Vote de grève chez DHL Express, plus de 600 camionneurs pourraient être touchés dès le 8 juin

Les travailleurs de DHL Express Canada, représentés par le syndicat Unifor, ont voté à 97% samedi le 10 mai pour se doter d’un mandat de grève.

Unifor représente plus de 2 000 travailleurs de l’entreprise de livraison de colis à travers le pays.
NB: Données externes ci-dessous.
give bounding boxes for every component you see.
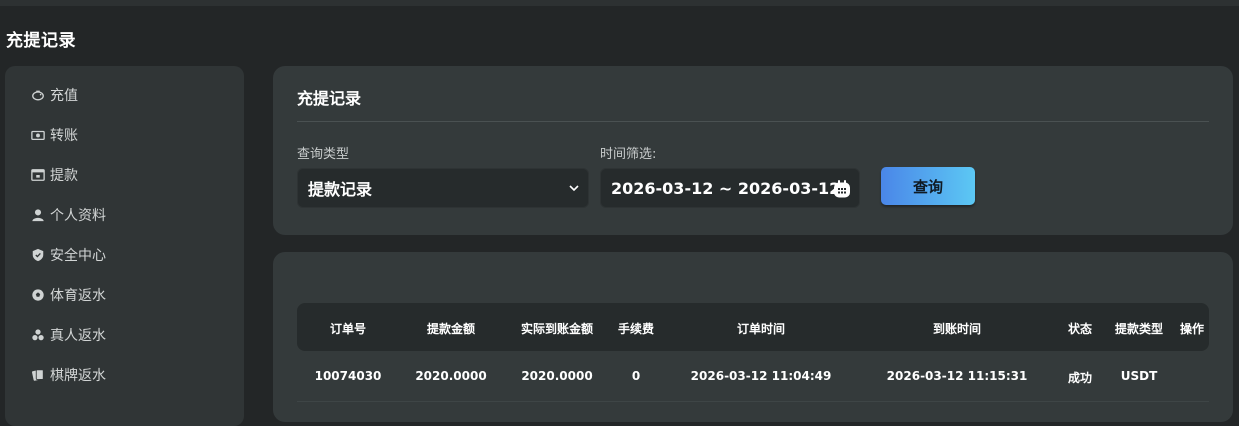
sidebar-item-label: 安全中心 — [50, 248, 106, 264]
sidebar-item-deposit[interactable]: 充值 — [30, 84, 78, 106]
date-range-value: 2026-03-12 ~ 2026-03-12 — [611, 178, 841, 198]
table-header: 订单号 提款金额 实际到账金额 手续费 订单时间 到账时间 状态 提款类型 操作 — [297, 303, 1209, 351]
piggy-bank-icon — [30, 87, 46, 103]
cell-amount: 2020.0000 — [415, 369, 487, 383]
sidebar-item-label: 转账 — [50, 128, 78, 144]
cards-icon — [30, 367, 46, 383]
money-transfer-icon — [30, 127, 46, 143]
column-header-fee: 手续费 — [617, 322, 655, 336]
column-header-actions: 操作 — [1179, 322, 1205, 336]
sidebar-item-chess-rebate[interactable]: 棋牌返水 — [30, 364, 106, 386]
cell-received-amount: 2020.0000 — [521, 369, 593, 383]
withdraw-icon — [30, 167, 46, 183]
table-row: 10074030 2020.0000 2020.0000 0 2026-03-1… — [297, 351, 1209, 402]
sidebar-item-withdraw[interactable]: 提款 — [30, 164, 78, 186]
sidebar-item-live-rebate[interactable]: 真人返水 — [30, 324, 106, 346]
sidebar-item-label: 充值 — [50, 88, 78, 104]
sidebar-item-profile[interactable]: 个人资料 — [30, 204, 106, 226]
divider — [297, 121, 1209, 122]
soccer-ball-icon — [30, 287, 46, 303]
panel-title: 充提记录 — [297, 89, 362, 108]
poker-chips-icon — [30, 327, 46, 343]
sidebar-item-label: 体育返水 — [50, 288, 106, 304]
cell-fee: 0 — [631, 369, 641, 383]
query-type-label: 查询类型 — [297, 147, 350, 162]
shield-icon — [30, 247, 46, 263]
sidebar-item-sports-rebate[interactable]: 体育返水 — [30, 284, 106, 306]
cell-arrival-time: 2026-03-12 11:15:31 — [886, 369, 1028, 383]
records-table-panel: 订单号 提款金额 实际到账金额 手续费 订单时间 到账时间 状态 提款类型 操作… — [273, 252, 1233, 422]
column-header-arrival-time: 到账时间 — [932, 322, 982, 336]
column-header-order-id: 订单号 — [329, 322, 367, 336]
sidebar-item-label: 真人返水 — [50, 328, 106, 344]
sidebar: 充值 转账 提款 个人资料 安全中心 体育返水 真人返水 棋牌返水 — [5, 66, 244, 426]
query-button[interactable]: 查询 — [881, 167, 975, 205]
sidebar-item-label: 棋牌返水 — [50, 368, 106, 384]
user-icon — [30, 207, 46, 223]
sidebar-item-label: 个人资料 — [50, 208, 106, 224]
date-range-picker[interactable]: 2026-03-12 ~ 2026-03-12 — [600, 168, 860, 208]
top-bar — [0, 0, 1239, 6]
column-header-order-time: 订单时间 — [736, 322, 786, 336]
filter-panel: 充提记录 查询类型 时间筛选: 提款记录 2026-03-12 ~ 2026-0… — [273, 66, 1233, 235]
cell-order-time: 2026-03-12 11:04:49 — [690, 369, 832, 383]
cell-withdraw-type: USDT — [1120, 369, 1158, 383]
chevron-down-icon — [569, 185, 579, 192]
query-type-value: 提款记录 — [308, 180, 373, 199]
column-header-status: 状态 — [1067, 322, 1093, 336]
cell-order-id: 10074030 — [314, 369, 382, 383]
page-title: 充提记录 — [6, 31, 76, 51]
query-type-select[interactable]: 提款记录 — [297, 168, 589, 208]
time-filter-label: 时间筛选: — [600, 147, 657, 162]
calendar-icon[interactable] — [832, 179, 852, 199]
column-header-withdraw-type: 提款类型 — [1114, 322, 1164, 336]
sidebar-item-transfer[interactable]: 转账 — [30, 124, 78, 146]
sidebar-item-security[interactable]: 安全中心 — [30, 244, 106, 266]
cell-status: 成功 — [1067, 371, 1093, 385]
column-header-amount: 提款金额 — [426, 322, 476, 336]
sidebar-item-label: 提款 — [50, 168, 78, 184]
column-header-received-amount: 实际到账金额 — [520, 322, 594, 336]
Plus de 600, dont environ 80 du Québec, sont des routiers autonomes qui détiennent leur propre camion, en plus des chauffeurs de compagnie salariés.

Camion porteur DHL Express vu de côté sur route
(Photo : Groupe CNW/Unifor)

Des modifications envisagées à la méthode de rémunération des routiers autonomes auraient un impact négatif sur leur revenu.

« Les chauffeurs-propriétaire veulent pouvoir se concentrer sur l’acheminement des colis du point A au point B sans avoir à s’inquiéter de la réduction de leurs itinéraires et de leur capacité à faire face à l’augmentation du coût de la vie », estime Lana Payne, présidente nationale d’Unifor.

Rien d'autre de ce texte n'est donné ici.